Agent-Less System Monitoring with Elixir Broadway

74 points by zacksiri 3 days ago

SRE or whatever they are calling Ops here, this blog left me with more "Please hire an Ops Principal". That has nothing to do with Elixir.

We (Ops type people) have a developed system for gathering metrics, it's Prometheus stack. Instead of integrating with that system, OpsMaru decided it doesn't work and went with their own custom system. You are showing code you were building all CPU metrics that PromQL query easily does and you code assumes 15 second scrapes so if we need higher resolution temporarily, well, sucks to be your customer. Also, if you did Remote Write, you could Remote Write back to a customer if they wanted it. Hell, you could have written a system so we don't need run Prometheus locally since you would scrape everything and send it back to us.
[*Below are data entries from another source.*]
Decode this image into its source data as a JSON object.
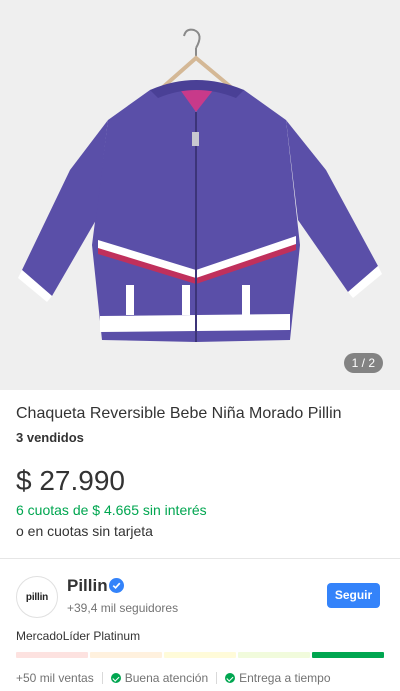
{
  "product": {
    "image_counter": "1 / 2",
    "title": "Chaqueta Reversible Bebe Niña Morado Pillin",
    "sold": "3 vendidos",
    "price": "$ 27.990",
    "installments": "6 cuotas de $ 4.665 sin interés",
    "no_card": "o en cuotas sin tarjeta",
    "image_icon": "purple-reversible-jacket-on-hanger"
  },
  "seller": {
    "avatar_text": "pillin",
    "name": "Pillin",
    "verified_icon": "verified-check-icon",
    "followers": "+39,4 mil seguidores",
    "follow_label": "Seguir",
    "reputation": "MercadoLíder Platinum",
    "thermometer_colors": [
      "#fde2e0",
      "#fff1de",
      "#fffbd9",
      "#f1fbdc",
      "#00a650"
    ],
    "stats": {
      "sales": "+50 mil ventas",
      "service": "Buena atención",
      "delivery": "Entrega a tiempo"
    }
  },
  "colors": {
    "accent": "#3483fa",
    "success": "#00a650",
    "jacket": "#5a4fa8"
  }
}
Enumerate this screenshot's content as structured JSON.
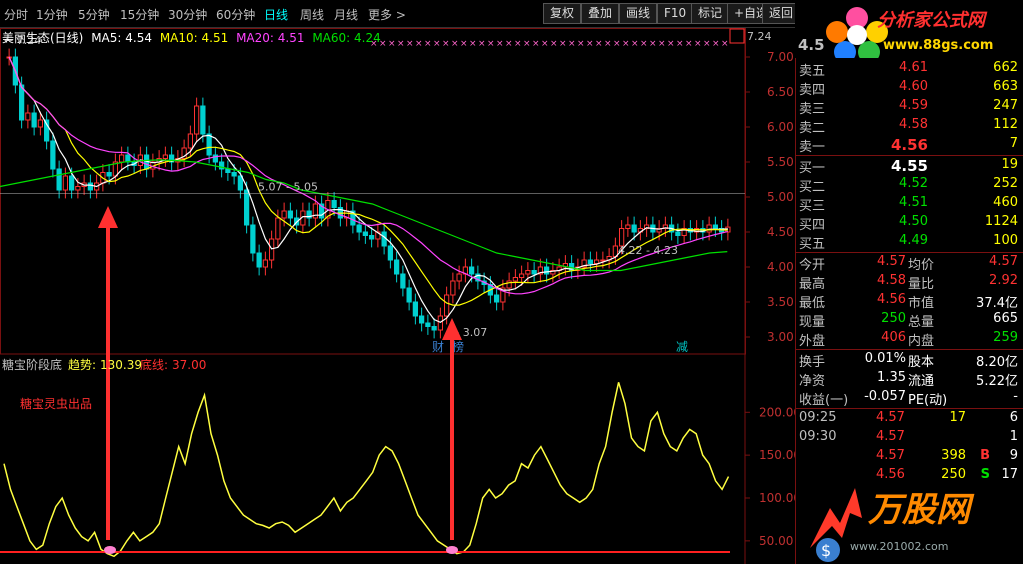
{
  "toolbar": {
    "timeframes": [
      "分时",
      "1分钟",
      "5分钟",
      "15分钟",
      "30分钟",
      "60分钟",
      "日线",
      "周线",
      "月线",
      "更多 >"
    ],
    "active_timeframe": "日线",
    "buttons": [
      "复权",
      "叠加",
      "画线",
      "F10",
      "标记",
      "+自选",
      "返回"
    ]
  },
  "logo": {
    "title": "分析家公式网",
    "url": "www.88gs.com"
  },
  "main_chart": {
    "title": "美丽生态(日线)",
    "ma": [
      {
        "label": "MA5: 4.54",
        "color": "#ffffff"
      },
      {
        "label": "MA10: 4.51",
        "color": "#ffff00"
      },
      {
        "label": "MA20: 4.51",
        "color": "#ff44ff"
      },
      {
        "label": "MA60: 4.24",
        "color": "#00e000"
      }
    ],
    "price_ticks": [
      "7.00",
      "6.50",
      "6.00",
      "5.50",
      "5.00",
      "4.50",
      "4.00",
      "3.50",
      "3.00"
    ],
    "high_label": "7.24",
    "right_high_label": "7.24",
    "annotation_1": "5.07 - 5.05",
    "annotation_2": "4.22 - 4.23",
    "low_label": "3.07",
    "marker_1": "财",
    "marker_2": "榜",
    "marker_3": "减"
  },
  "indicator": {
    "name": "糖宝阶段底",
    "trend_label": "趋势:",
    "trend_value": "130.39",
    "bottom_label": "底线:",
    "bottom_value": "37.00",
    "watermark": "糖宝灵虫出品",
    "ticks": [
      "200.00",
      "150.00",
      "100.00",
      "50.00"
    ]
  },
  "quote": {
    "price": "4.5",
    "asks": [
      {
        "label": "卖五",
        "price": "4.61",
        "vol": "662"
      },
      {
        "label": "卖四",
        "price": "4.60",
        "vol": "663"
      },
      {
        "label": "卖三",
        "price": "4.59",
        "vol": "247"
      },
      {
        "label": "卖二",
        "price": "4.58",
        "vol": "112"
      },
      {
        "label": "卖一",
        "price": "4.56",
        "vol": "7"
      }
    ],
    "bids": [
      {
        "label": "买一",
        "price": "4.55",
        "vol": "19"
      },
      {
        "label": "买二",
        "price": "4.52",
        "vol": "252"
      },
      {
        "label": "买三",
        "price": "4.51",
        "vol": "460"
      },
      {
        "label": "买四",
        "price": "4.50",
        "vol": "1124"
      },
      {
        "label": "买五",
        "price": "4.49",
        "vol": "100"
      }
    ],
    "stats": [
      {
        "l1": "今开",
        "v1": "4.57",
        "l2": "均价",
        "v2": "4.57"
      },
      {
        "l1": "最高",
        "v1": "4.58",
        "l2": "量比",
        "v2": "2.92"
      },
      {
        "l1": "最低",
        "v1": "4.56",
        "l2": "市值",
        "v2": "37.4亿"
      },
      {
        "l1": "现量",
        "v1": "250",
        "l2": "总量",
        "v2": "665"
      },
      {
        "l1": "外盘",
        "v1": "406",
        "l2": "内盘",
        "v2": "259"
      }
    ],
    "fund": [
      {
        "l1": "换手",
        "v1": "0.01%",
        "l2": "股本",
        "v2": "8.20亿"
      },
      {
        "l1": "净资",
        "v1": "1.35",
        "l2": "流通",
        "v2": "5.22亿"
      },
      {
        "l1": "收益(一)",
        "v1": "-0.057",
        "l2": "PE(动)",
        "v2": "-"
      }
    ],
    "ticks": [
      {
        "time": "09:25",
        "price": "4.57",
        "vol": "17",
        "flag": "",
        "n": "6"
      },
      {
        "time": "09:30",
        "price": "4.57",
        "vol": "",
        "flag": "",
        "n": "1"
      },
      {
        "time": "",
        "price": "4.57",
        "vol": "398",
        "flag": "B",
        "n": "9"
      },
      {
        "time": "",
        "price": "4.56",
        "vol": "250",
        "flag": "S",
        "n": "17"
      }
    ]
  },
  "watermark": {
    "text": "万股网",
    "url": "www.201002.com"
  },
  "chart_data": {
    "type": "line",
    "ylim_price": [
      2.9,
      7.3
    ],
    "ylim_indicator": [
      30,
      240
    ],
    "candles_close": [
      7.0,
      6.6,
      6.1,
      6.2,
      6.0,
      6.1,
      5.8,
      5.4,
      5.1,
      5.3,
      5.1,
      5.15,
      5.2,
      5.1,
      5.2,
      5.35,
      5.3,
      5.5,
      5.6,
      5.5,
      5.45,
      5.6,
      5.4,
      5.5,
      5.55,
      5.6,
      5.5,
      5.55,
      5.7,
      5.9,
      6.3,
      5.9,
      5.6,
      5.5,
      5.4,
      5.35,
      5.3,
      5.1,
      4.6,
      4.2,
      4.0,
      4.1,
      4.4,
      4.7,
      4.8,
      4.7,
      4.6,
      4.8,
      4.7,
      4.9,
      4.7,
      4.95,
      4.85,
      4.7,
      4.8,
      4.6,
      4.5,
      4.45,
      4.4,
      4.5,
      4.3,
      4.1,
      3.9,
      3.7,
      3.5,
      3.3,
      3.2,
      3.15,
      3.1,
      3.3,
      3.6,
      3.8,
      3.9,
      4.0,
      3.9,
      3.8,
      3.75,
      3.6,
      3.5,
      3.7,
      3.8,
      3.85,
      3.9,
      3.95,
      3.9,
      4.0,
      3.9,
      3.95,
      4.0,
      4.05,
      3.95,
      4.0,
      4.1,
      4.05,
      4.1,
      4.1,
      4.15,
      4.3,
      4.55,
      4.6,
      4.5,
      4.55,
      4.6,
      4.5,
      4.55,
      4.6,
      4.5,
      4.45,
      4.55,
      4.5,
      4.55,
      4.5,
      4.6,
      4.55,
      4.5,
      4.57
    ],
    "ma60": [
      5.15,
      5.2,
      5.25,
      5.3,
      5.35,
      5.4,
      5.45,
      5.5,
      5.52,
      5.53,
      5.52,
      5.5,
      5.45,
      5.4,
      5.35,
      5.25,
      5.2,
      5.1,
      5.05,
      5.0,
      4.95,
      4.9,
      4.8,
      4.7,
      4.6,
      4.5,
      4.4,
      4.3,
      4.2,
      4.15,
      4.1,
      4.05,
      4.0,
      3.95,
      3.95,
      3.95,
      4.0,
      4.05,
      4.1,
      4.15,
      4.2,
      4.22
    ],
    "indicator": [
      140,
      110,
      90,
      70,
      50,
      40,
      45,
      70,
      90,
      100,
      80,
      65,
      55,
      50,
      60,
      40,
      35,
      32,
      38,
      50,
      60,
      50,
      55,
      60,
      70,
      100,
      130,
      160,
      140,
      175,
      200,
      220,
      175,
      150,
      120,
      100,
      90,
      80,
      75,
      70,
      68,
      65,
      70,
      72,
      68,
      60,
      65,
      70,
      75,
      80,
      90,
      100,
      85,
      95,
      100,
      110,
      120,
      130,
      150,
      160,
      155,
      140,
      120,
      100,
      80,
      70,
      60,
      50,
      45,
      40,
      35,
      37,
      45,
      70,
      100,
      110,
      100,
      105,
      115,
      120,
      140,
      135,
      150,
      160,
      145,
      130,
      115,
      105,
      100,
      95,
      100,
      110,
      140,
      160,
      200,
      235,
      210,
      170,
      160,
      155,
      190,
      200,
      175,
      160,
      155,
      170,
      180,
      175,
      150,
      140,
      120,
      110,
      125
    ],
    "bottom_line": 37
  }
}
Also, you are already running "my company code" so it might be emitting Prometheus metrics so I'm probably running Prometheus already so I can monitor my own code. However, if I wanted to keep an eye on OpsMaru Uplink, I can't because OpsMaru Uplink doesn't appear to have Metric endpoint I can monitor. Maybe your customers are too small to have Ops people but if they did, they are now blind.

I want blog article explaining all options tested and what pitfalls you ran into that you settled on this.

zacksiri a day ago

Thank you for your feedback, you have a valid point about the /metrics endpoint. We're planning on providing a /metrics endpoint in the future. I mentioned this previously as well in another reply.
This isn't a custom system at all we're simply removing the need to install / configure / manage another external package by implementing a data shipper into uplink using elixir broadway. The end goal is still that Ops / SREs can still use their existing favorite monitoring pipeline whether that's Grafana / Prometheus / Loki or Elastic / OpenSearch stack. There are several advantages, it means less things to install / maintain / patch / secure as mentioned in the post. We believe doings things this way leads to a more robust / secure system in the long term.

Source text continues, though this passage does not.